Quels conseils donneriez-vous aux managers qui devront aborder le sujet du racisme au sein de leur entreprise ?
Très souvent, lorsqu’il y a un problème lié au racisme dans une entreprise, la personne concernée se tourne vers son manager, mais n’étant que très rarement formé·e à gérer ce type de situation, le ou la manager ne sait pas toujours quelles solutions apporter. En demandant de l’aide à d’autres managers, à sa hiérarchie ou à d’autres services, le ou la manager craint d’être considérée comme un·e mauvais·e professionnel·le. Par conséquent, bien souvent les managers trouvent des solutions « locales » comme, par exemple, changer la victime d’équipe, ce qui ne résout pas le problème de fond : la victime ne reçoit aucune reconnaissance de ce qu’elle a vécu et la personne mise en cause n’est pas sanctionnée. Or, ce fonctionnement « local » crée un cercle vicieux car il invisibilise la situation qui ne remonte pas à la direction. De nombreux responsables d’entreprise considèrent ainsi que, puisqu’il n’y a pas de plainte, il n’y a pas de situation de racisme ou de discrimination raciale dans leur entreprise – ce qui est faux. Pour que les managers puissent réagir aux cas de racisme ou de discrimination raciale, il faut les outiller avec des formations appropriées et oser développer ce débat au sein de l’organisation avec l’imposition de sanctions. Les managers ne devraient pas penser qu’ils et elles vont être déconsidéré·e·s pour avoir dénoncé une situation de racisme.

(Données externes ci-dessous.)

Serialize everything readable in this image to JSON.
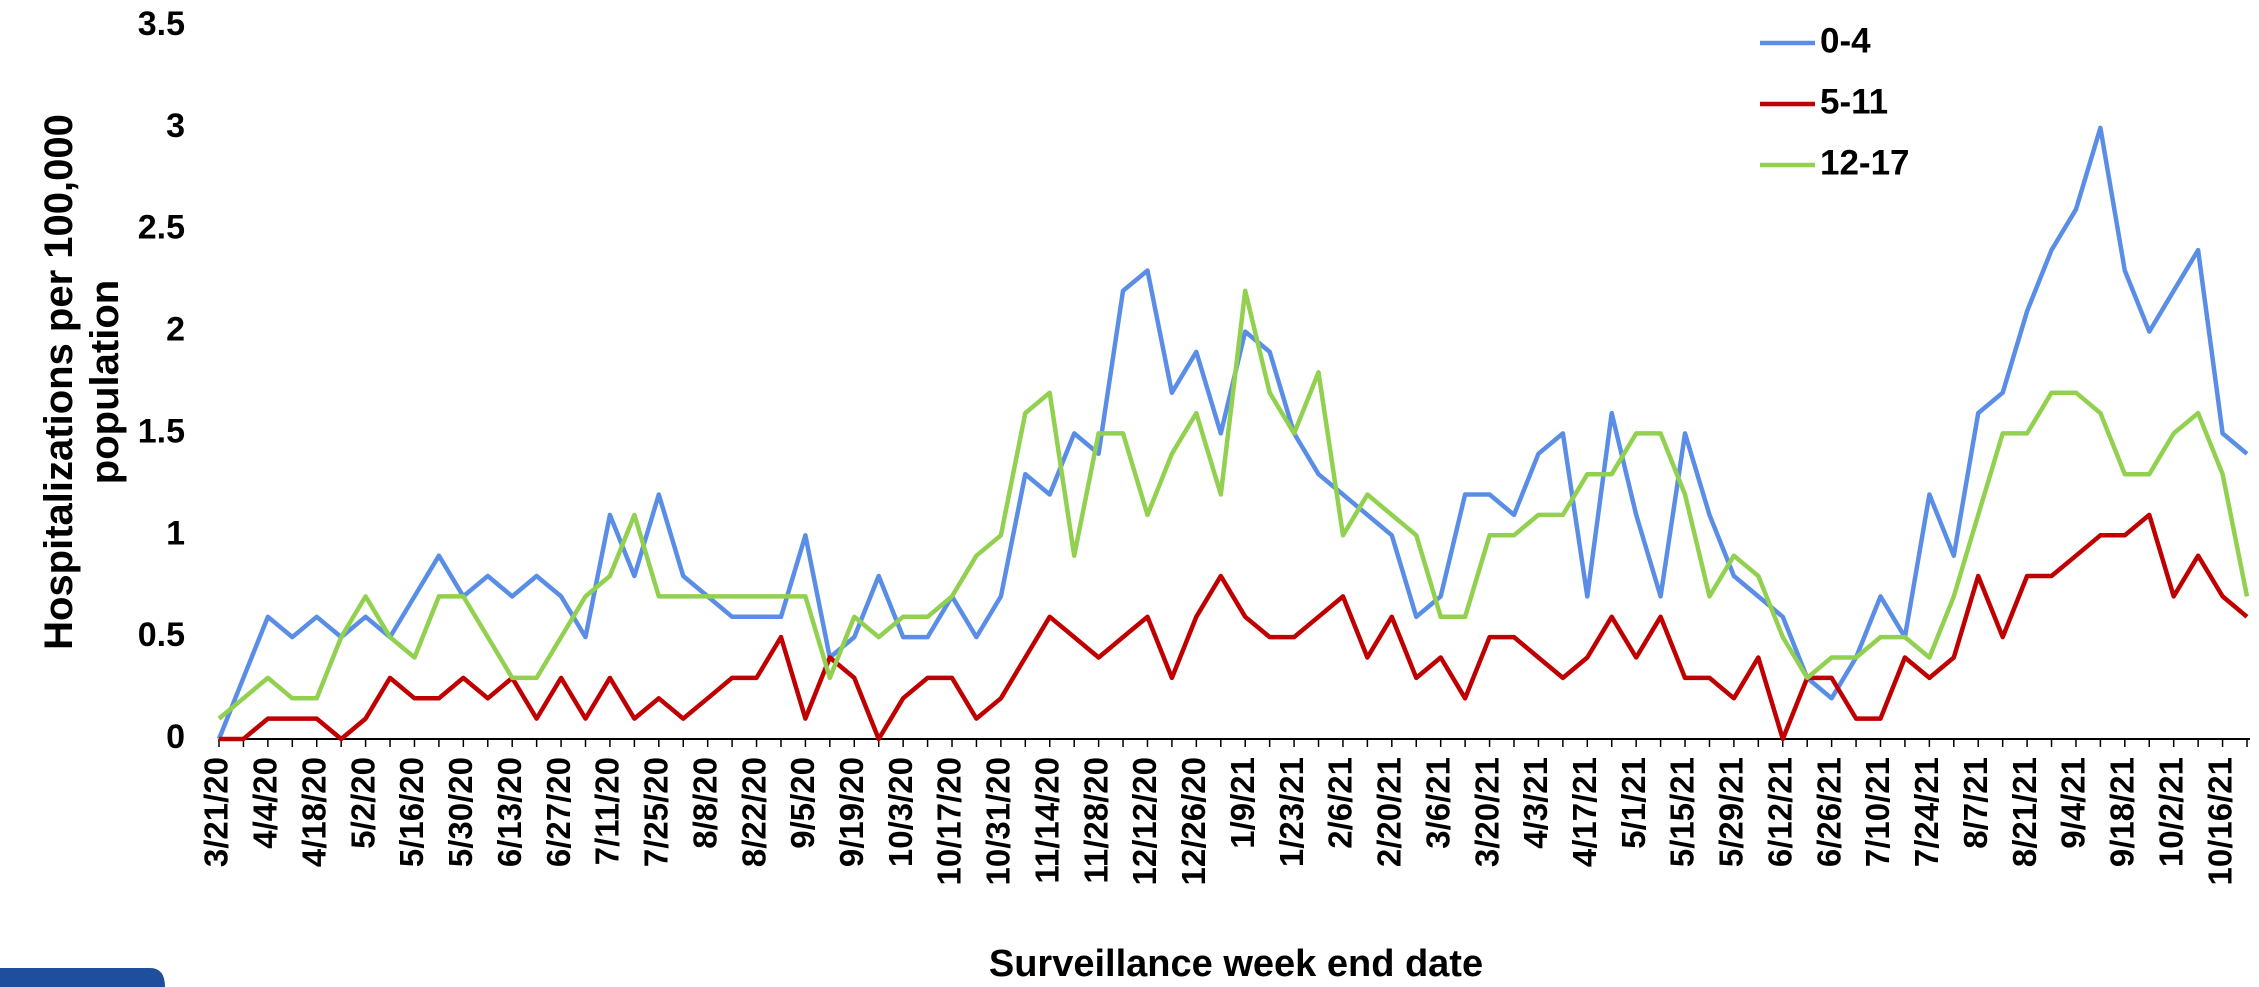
{
  "chart_data": {
    "type": "line",
    "x_label": "Surveillance week end date",
    "y_label": "Hospitalizations per 100,000 population",
    "categories": [
      "3/21/20",
      null,
      "4/4/20",
      null,
      "4/18/20",
      null,
      "5/2/20",
      null,
      "5/16/20",
      null,
      "5/30/20",
      null,
      "6/13/20",
      null,
      "6/27/20",
      null,
      "7/11/20",
      null,
      "7/25/20",
      null,
      "8/8/20",
      null,
      "8/22/20",
      null,
      "9/5/20",
      null,
      "9/19/20",
      null,
      "10/3/20",
      null,
      "10/17/20",
      null,
      "10/31/20",
      null,
      "11/14/20",
      null,
      "11/28/20",
      null,
      "12/12/20",
      null,
      "12/26/20",
      null,
      "1/9/21",
      null,
      "1/23/21",
      null,
      "2/6/21",
      null,
      "2/20/21",
      null,
      "3/6/21",
      null,
      "3/20/21",
      null,
      "4/3/21",
      null,
      "4/17/21",
      null,
      "5/1/21",
      null,
      "5/15/21",
      null,
      "5/29/21",
      null,
      "6/12/21",
      null,
      "6/26/21",
      null,
      "7/10/21",
      null,
      "7/24/21",
      null,
      "8/7/21",
      null,
      "8/21/21",
      null,
      "9/4/21",
      null,
      "9/18/21",
      null,
      "10/2/21",
      null,
      "10/16/21",
      null
    ],
    "series": [
      {
        "name": "0-4",
        "color": "#5a8ee6",
        "values": [
          0,
          0.3,
          0.6,
          0.5,
          0.6,
          0.5,
          0.6,
          0.5,
          0.7,
          0.9,
          0.7,
          0.8,
          0.7,
          0.8,
          0.7,
          0.5,
          1.1,
          0.8,
          1.2,
          0.8,
          0.7,
          0.6,
          0.6,
          0.6,
          1.0,
          0.4,
          0.5,
          0.8,
          0.5,
          0.5,
          0.7,
          0.5,
          0.7,
          1.3,
          1.2,
          1.5,
          1.4,
          2.2,
          2.3,
          1.7,
          1.9,
          1.5,
          2.0,
          1.9,
          1.5,
          1.3,
          1.2,
          1.1,
          1.0,
          0.6,
          0.7,
          1.2,
          1.2,
          1.1,
          1.4,
          1.5,
          0.7,
          1.6,
          1.1,
          0.7,
          1.5,
          1.1,
          0.8,
          0.7,
          0.6,
          0.3,
          0.2,
          0.4,
          0.7,
          0.5,
          1.2,
          0.9,
          1.6,
          1.7,
          2.1,
          2.4,
          2.6,
          3.0,
          2.3,
          2.0,
          2.2,
          2.4,
          1.5,
          1.4
        ]
      },
      {
        "name": "5-11",
        "color": "#c00000",
        "values": [
          0,
          0,
          0.1,
          0.1,
          0.1,
          0,
          0.1,
          0.3,
          0.2,
          0.2,
          0.3,
          0.2,
          0.3,
          0.1,
          0.3,
          0.1,
          0.3,
          0.1,
          0.2,
          0.1,
          0.2,
          0.3,
          0.3,
          0.5,
          0.1,
          0.4,
          0.3,
          0,
          0.2,
          0.3,
          0.3,
          0.1,
          0.2,
          0.4,
          0.6,
          0.5,
          0.4,
          0.5,
          0.6,
          0.3,
          0.6,
          0.8,
          0.6,
          0.5,
          0.5,
          0.6,
          0.7,
          0.4,
          0.6,
          0.3,
          0.4,
          0.2,
          0.5,
          0.5,
          0.4,
          0.3,
          0.4,
          0.6,
          0.4,
          0.6,
          0.3,
          0.3,
          0.2,
          0.4,
          0,
          0.3,
          0.3,
          0.1,
          0.1,
          0.4,
          0.3,
          0.4,
          0.8,
          0.5,
          0.8,
          0.8,
          0.9,
          1.0,
          1.0,
          1.1,
          0.7,
          0.9,
          0.7,
          0.6
        ]
      },
      {
        "name": "12-17",
        "color": "#92d050",
        "values": [
          0.1,
          0.2,
          0.3,
          0.2,
          0.2,
          0.5,
          0.7,
          0.5,
          0.4,
          0.7,
          0.7,
          0.5,
          0.3,
          0.3,
          0.5,
          0.7,
          0.8,
          1.1,
          0.7,
          0.7,
          0.7,
          0.7,
          0.7,
          0.7,
          0.7,
          0.3,
          0.6,
          0.5,
          0.6,
          0.6,
          0.7,
          0.9,
          1.0,
          1.6,
          1.7,
          0.9,
          1.5,
          1.5,
          1.1,
          1.4,
          1.6,
          1.2,
          2.2,
          1.7,
          1.5,
          1.8,
          1.0,
          1.2,
          1.1,
          1.0,
          0.6,
          0.6,
          1.0,
          1.0,
          1.1,
          1.1,
          1.3,
          1.3,
          1.5,
          1.5,
          1.2,
          0.7,
          0.9,
          0.8,
          0.5,
          0.3,
          0.4,
          0.4,
          0.5,
          0.5,
          0.4,
          0.7,
          1.1,
          1.5,
          1.5,
          1.7,
          1.7,
          1.6,
          1.3,
          1.3,
          1.5,
          1.6,
          1.3,
          0.7
        ]
      }
    ],
    "ylim": [
      0,
      3.5
    ],
    "yticks": [
      0,
      0.5,
      1,
      1.5,
      2,
      2.5,
      3,
      3.5
    ],
    "grid": false,
    "legend": "top-right"
  }
}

En conclusion, il est vain de chercher à diversifier ses sourcing en termes d’origine sans mettre en place des politiques efficaces de prévention du racisme et de la discrimination raciale, l’entreprise doit d’abord créer un environnement favorable à l’inclusion de tou.te.s.

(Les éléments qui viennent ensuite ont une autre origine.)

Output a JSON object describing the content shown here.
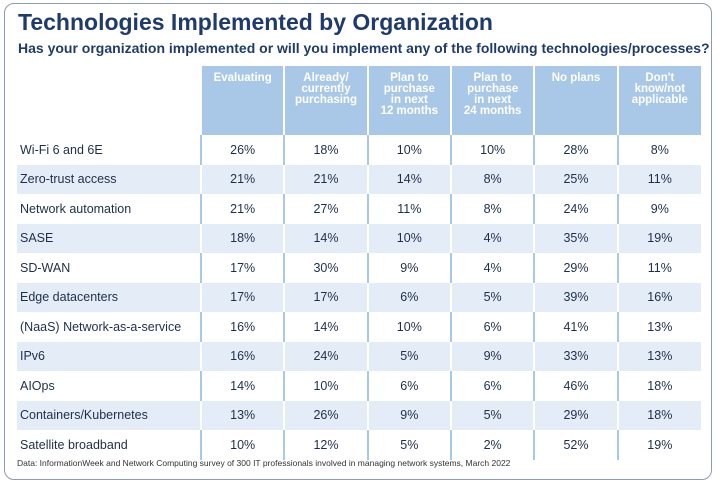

Je voudrais ajouter une dernière chose : le phénomène MeToo a eu un impact très fort en France et a apporté beaucoup de changements en matière de prévention des violences sexistes et sexuelles au travail. J’espère que ce qui se passe aujourd’hui au niveau de la lutte contre le racisme va aussi changer les choses dans le monde professionnel. C’est mon espoir.